Professor Nandita Babu of DU’s psychology department told indianexpress.com That the University has noticed the gender disparity in the availability of seats and is taking initiative to introduce courses in other colleges.

“Due to the changing narrative around mental health, there is a growing interest in this field among both students and boys. With the increasing awareness, it has opened many new avenues for the students to get a job after completing their bachelor’s degree. Counselors and therapists are needed in almost every field, be it school or corporate,” she said.

The psychology department of the university had planned to start an honors course on the subject at Hansraj College this year and the team had also started a college for it, but it did not work amid the pandemic and is expected to start in the near future. Is. said.

gender discrepancy in seat matrix

BA (Hons) Applied Psychology is offered in six colleges of DU and three of them are all girls. This year, the university has a total of 310 seats for it and 145 are reserved for girls by default. The remaining 165 seats are in co-ed colleges, i.e. all these seats are not available for boys.

The picture is more or less the same for Psychology (Hons). Of the total 622 seats available this year, 408 (65 per cent) are available only in women’s colleges while only 214 are available in co-ed colleges.

Delhi University Teachers’ Association president Rajeev Ray, who is a professor of philosophy at Kirori Mal College (KMC), said that most honors courses, including ‘top’ colleges to pursue psychology at DU, face the same trouble.

Not self financed = No funding from UGC

“There is a long history as to why these courses are offered only in women’s colleges.

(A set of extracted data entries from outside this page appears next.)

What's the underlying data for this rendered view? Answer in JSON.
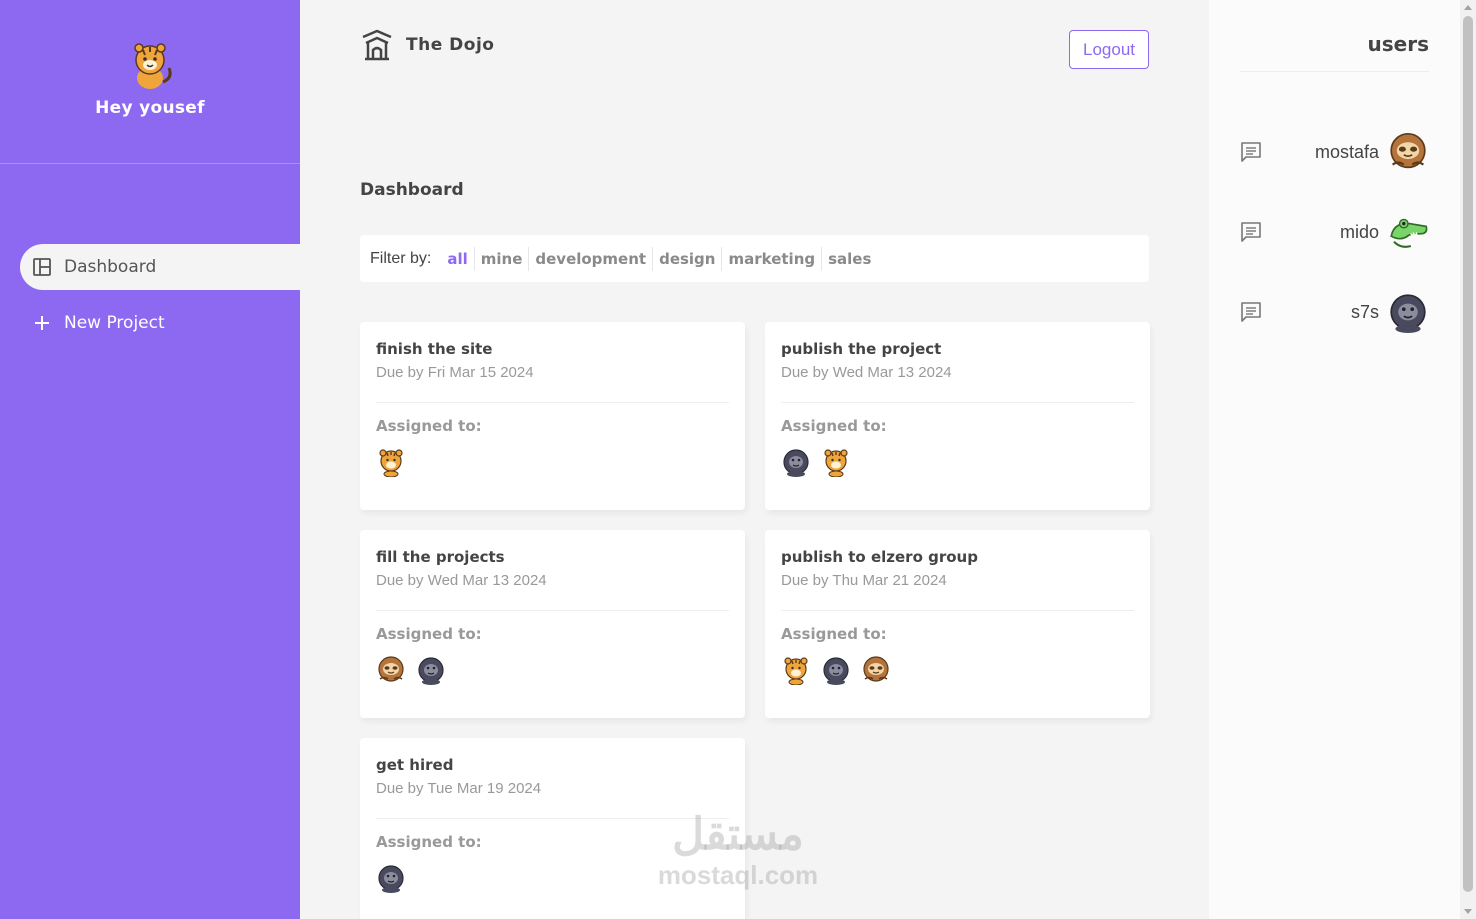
{
  "sidebar": {
    "greeting": "Hey yousef",
    "nav": [
      {
        "label": "Dashboard",
        "icon": "dashboard-icon",
        "active": true
      },
      {
        "label": "New Project",
        "icon": "plus-icon",
        "active": false
      }
    ]
  },
  "header": {
    "title": "The Dojo",
    "logout_label": "Logout"
  },
  "page_title": "Dashboard",
  "filter": {
    "label": "Filter by:",
    "options": [
      "all",
      "mine",
      "development",
      "design",
      "marketing",
      "sales"
    ],
    "active": "all"
  },
  "projects": [
    {
      "title": "finish the site",
      "due": "Due by Fri Mar 15 2024",
      "assigned_label": "Assigned to:",
      "avatars": [
        "tiger"
      ]
    },
    {
      "title": "publish the project",
      "due": "Due by Wed Mar 13 2024",
      "assigned_label": "Assigned to:",
      "avatars": [
        "gorilla",
        "tiger"
      ]
    },
    {
      "title": "fill the projects",
      "due": "Due by Wed Mar 13 2024",
      "assigned_label": "Assigned to:",
      "avatars": [
        "sloth",
        "gorilla"
      ]
    },
    {
      "title": "publish to elzero group",
      "due": "Due by Thu Mar 21 2024",
      "assigned_label": "Assigned to:",
      "avatars": [
        "tiger",
        "gorilla",
        "sloth"
      ]
    },
    {
      "title": "get hired",
      "due": "Due by Tue Mar 19 2024",
      "assigned_label": "Assigned to:",
      "avatars": [
        "gorilla"
      ]
    }
  ],
  "users_panel": {
    "title": "users",
    "users": [
      {
        "name": "mostafa",
        "avatar": "sloth"
      },
      {
        "name": "mido",
        "avatar": "crocodile"
      },
      {
        "name": "s7s",
        "avatar": "gorilla"
      }
    ]
  },
  "watermark": {
    "arabic": "مستقل",
    "latin": "mostaql.com"
  },
  "colors": {
    "accent": "#8d69f1",
    "background": "#f4f4f4"
  }
}
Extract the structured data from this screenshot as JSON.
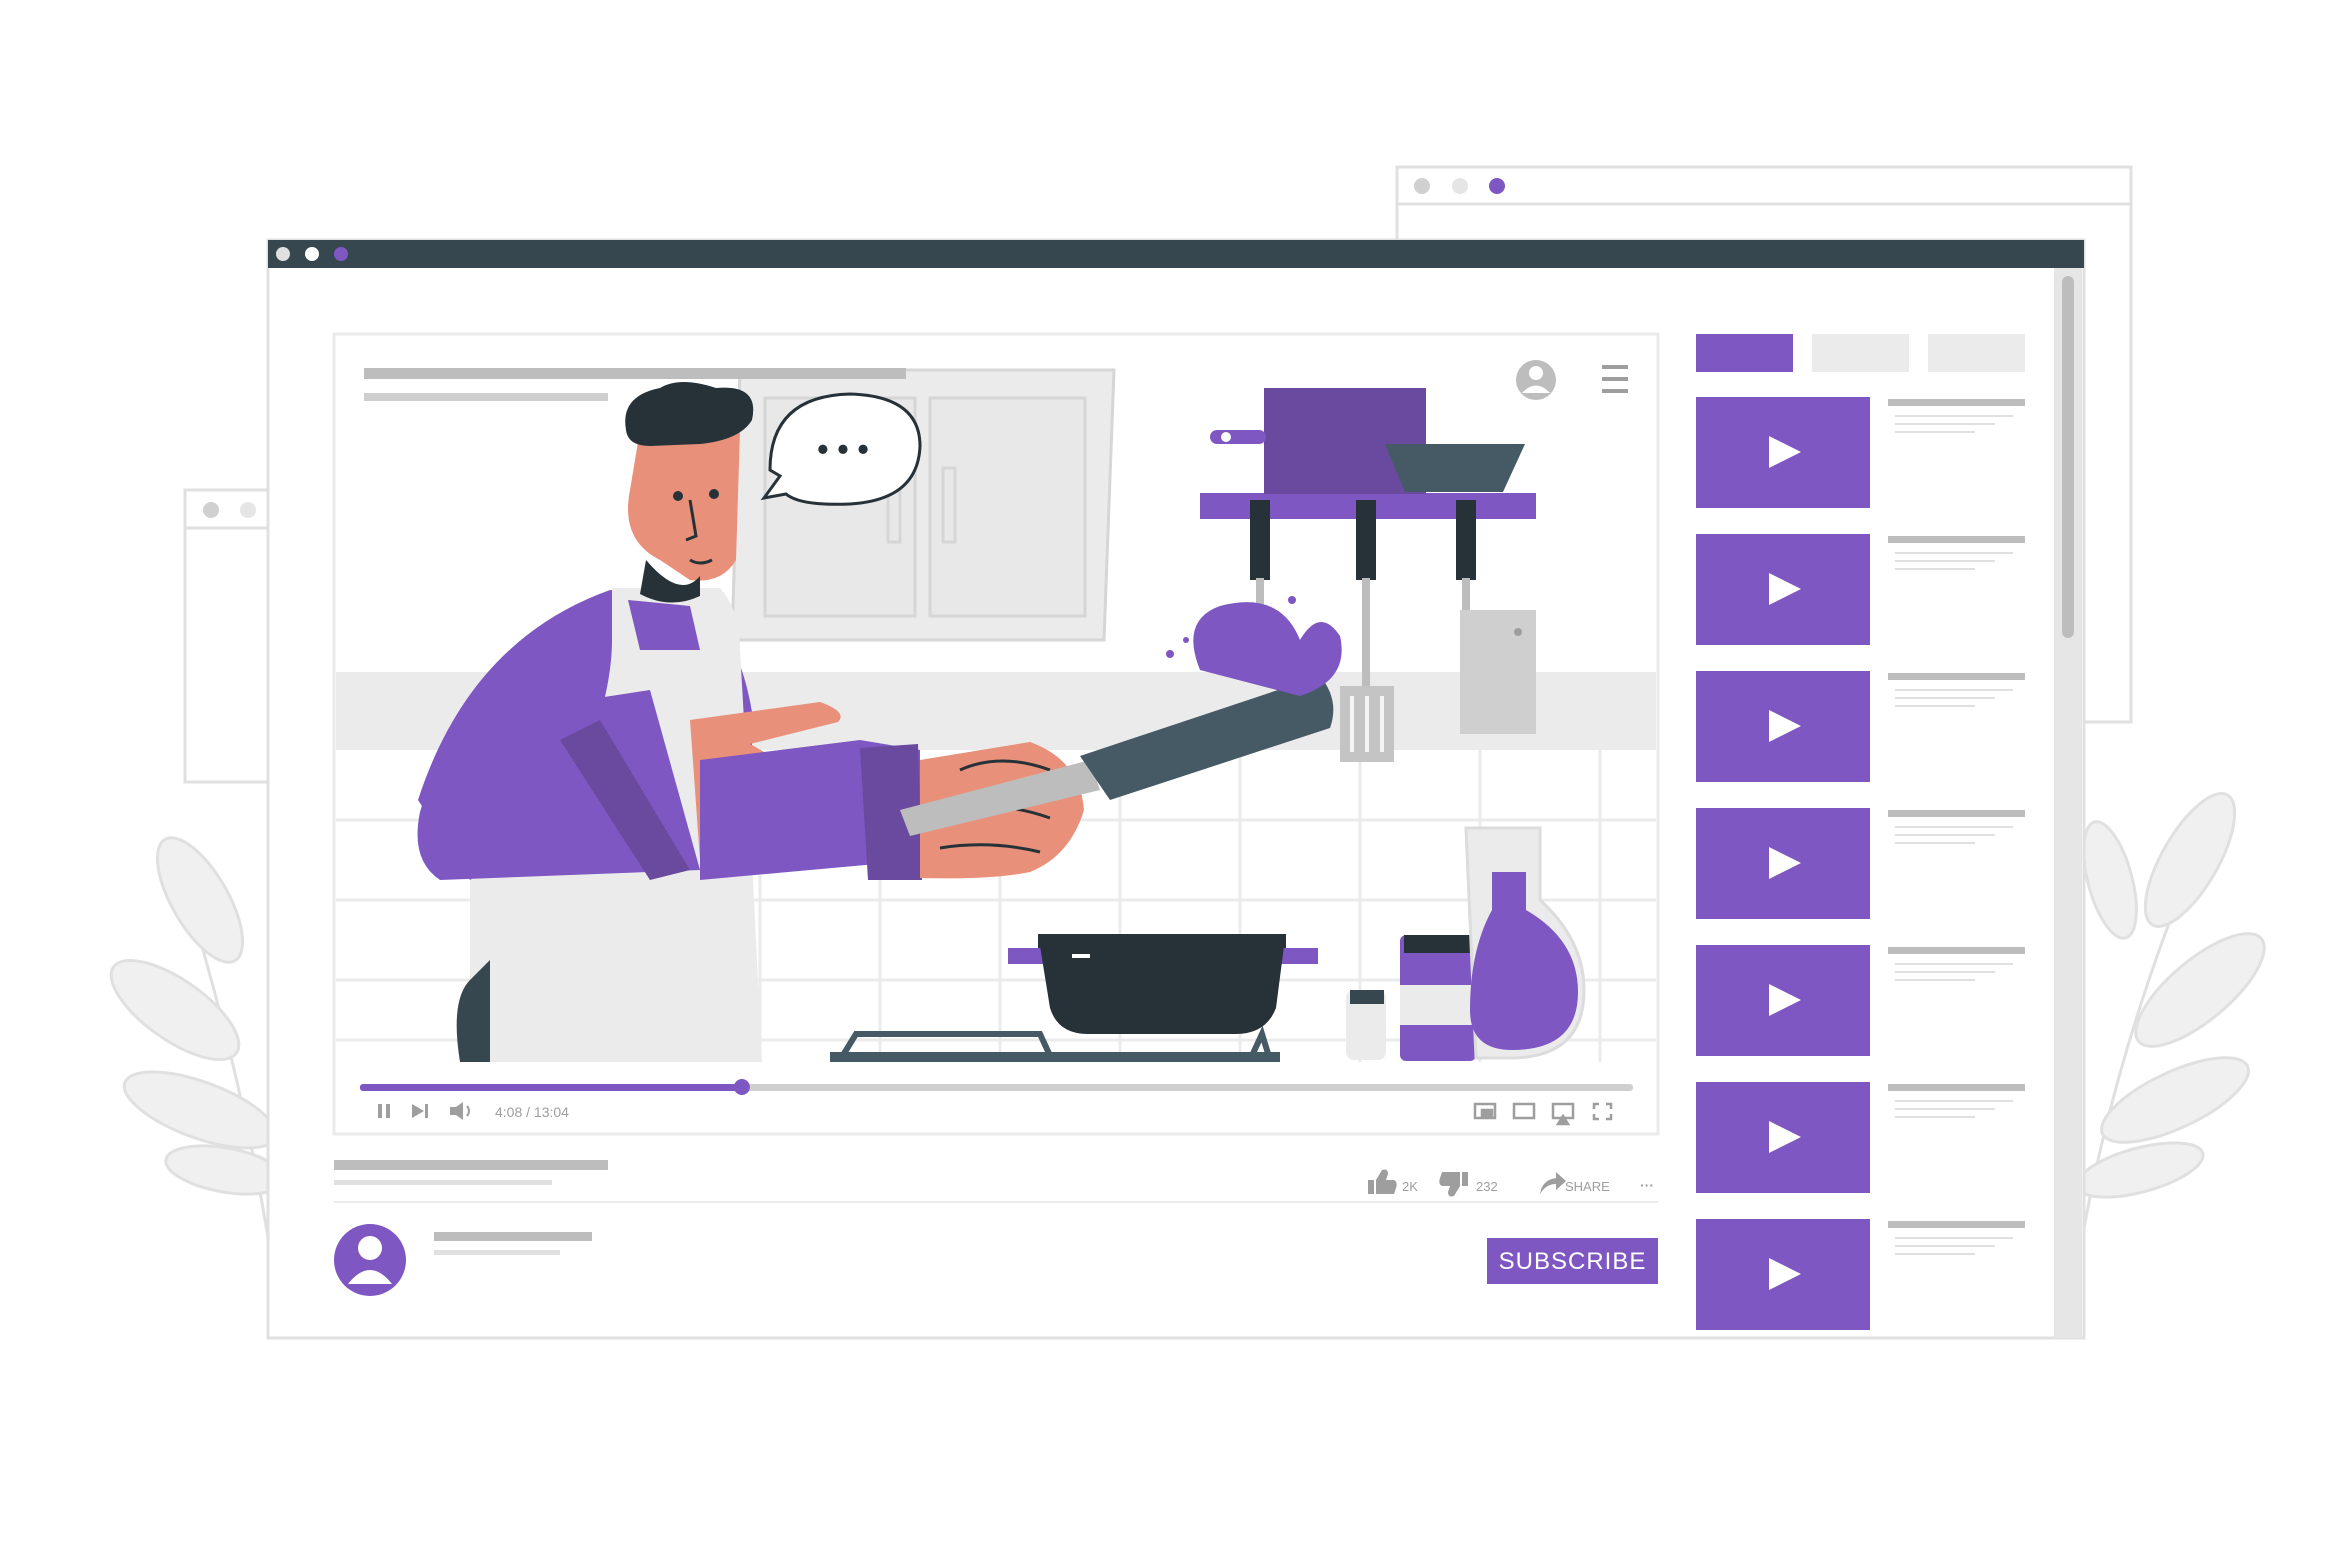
{
  "colors": {
    "accent": "#7e57c2",
    "accent_dark": "#6a4a9e",
    "chrome_bar": "#37474f",
    "dark": "#263238",
    "skin": "#e8907a",
    "apron": "#ebebeb",
    "placeholder": "#bdbdbd",
    "light_gray": "#e0e0e0"
  },
  "player": {
    "time": "4:08 / 13:04",
    "progress": 0.3,
    "speech_bubble_text": "• • •",
    "controls": [
      "pause-icon",
      "next-icon",
      "volume-icon",
      "miniplayer-icon",
      "theater-icon",
      "cast-icon",
      "fullscreen-icon"
    ]
  },
  "actions": {
    "likes": "2K",
    "dislikes": "232",
    "share_label": "SHARE",
    "more_label": "···"
  },
  "channel": {
    "subscribe_label": "SUBSCRIBE"
  },
  "sidebar": {
    "tabs": 3,
    "active_tab": 0,
    "video_count": 7
  }
}
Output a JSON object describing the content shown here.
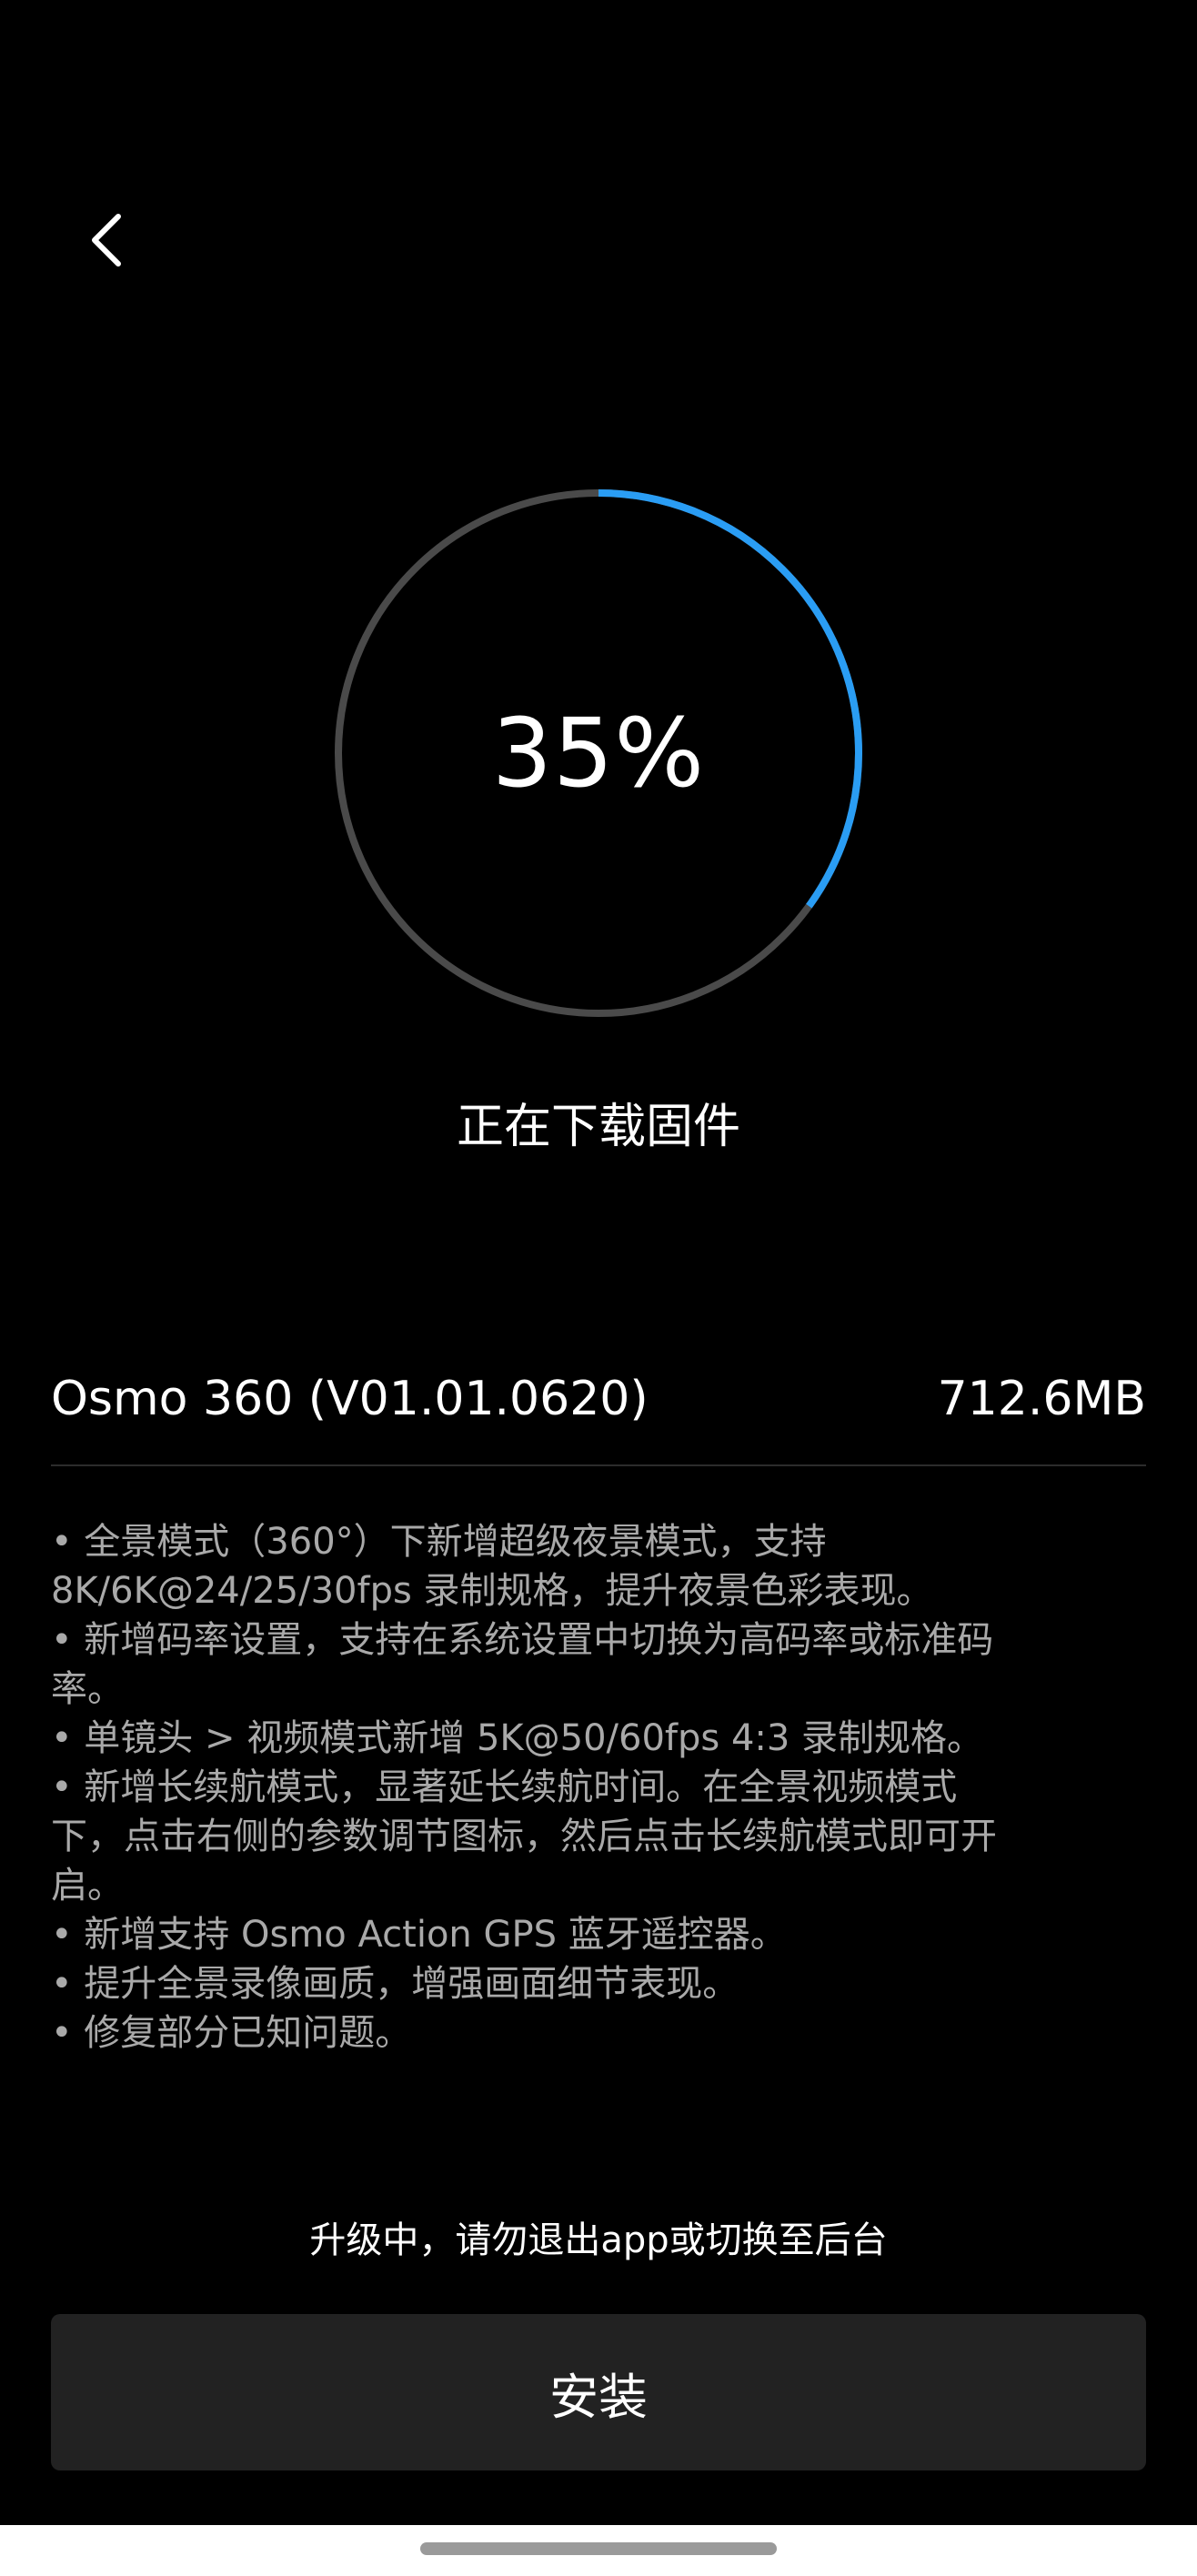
{
  "header": {
    "back_icon": "chevron-left-icon"
  },
  "progress": {
    "value": 0.35,
    "label": "35%",
    "status": "正在下载固件",
    "track_color": "#4a4a4a",
    "fill_color": "#2a9df4"
  },
  "firmware": {
    "name": "Osmo 360 (V01.01.0620)",
    "size": "712.6MB"
  },
  "release_notes": [
    "• 全景模式（360°）下新增超级夜景模式，支持",
    "8K/6K@24/25/30fps 录制规格，提升夜景色彩表现。",
    "• 新增码率设置，支持在系统设置中切换为高码率或标准码",
    "率。",
    "• 单镜头 > 视频模式新增 5K@50/60fps 4:3 录制规格。",
    "• 新增长续航模式，显著延长续航时间。在全景视频模式",
    "下，点击右侧的参数调节图标，然后点击长续航模式即可开",
    "启。",
    "• 新增支持 Osmo Action GPS 蓝牙遥控器。",
    "• 提升全景录像画质，增强画面细节表现。",
    "• 修复部分已知问题。"
  ],
  "warning": "升级中，请勿退出app或切换至后台",
  "install_button": {
    "label": "安装"
  }
}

Now, the UGC is not allowing to start courses in other colleges if they are not in self-financing mode, which is not a favorable mode for a public institution. In the absence of funds from the commission, it becomes difficult for the colleges to keep the courses running. Starting these courses in self-financing mode will lead to higher course fee and no job security for teachers,” he said.

Furthermore, the university is already facing a lack of infrastructure and human resources, and the only way to bring about gender equality is to increase funding, Ray said.

Rose Christina Topno, assistant professor in the Department of Applied Psychology at Ramanujan College, said the notion of female dominance exists in the region, but it is reinforced by the unavailability of college seats.

“Generally, more women than men apply for the course. But, often the most famous psychologists are men. For example, in a class of 10 students, it is more likely that there will be only three boys. This could be due to lack of interest or because the popularity of the course fills up fast and boys aged 97 and below don’t even get a chance to compete,” Rose said.

social pressure

Ashwini Kumar, who previously taught psychology at DU and is now an assistant professor at IGNOU’s School of Social Sciences, believes that boys scoring 99 per cent or more in class 12 usually do not look for a career in psychology and Prioritize science.

“Boys with higher marks usually opt for courses in Science, Mathematics or Computer Science. Those who have an inclination towards arts and have other goals like cracking UPSC join political science, history or economics courses at DU,” Kumar said.

He said that it takes time and several degrees for a person to establish himself in the field of psychology and “sadly our society does not allow that kind of bandwidth to most boys as they start earning as soon as they complete college. is expected to do”.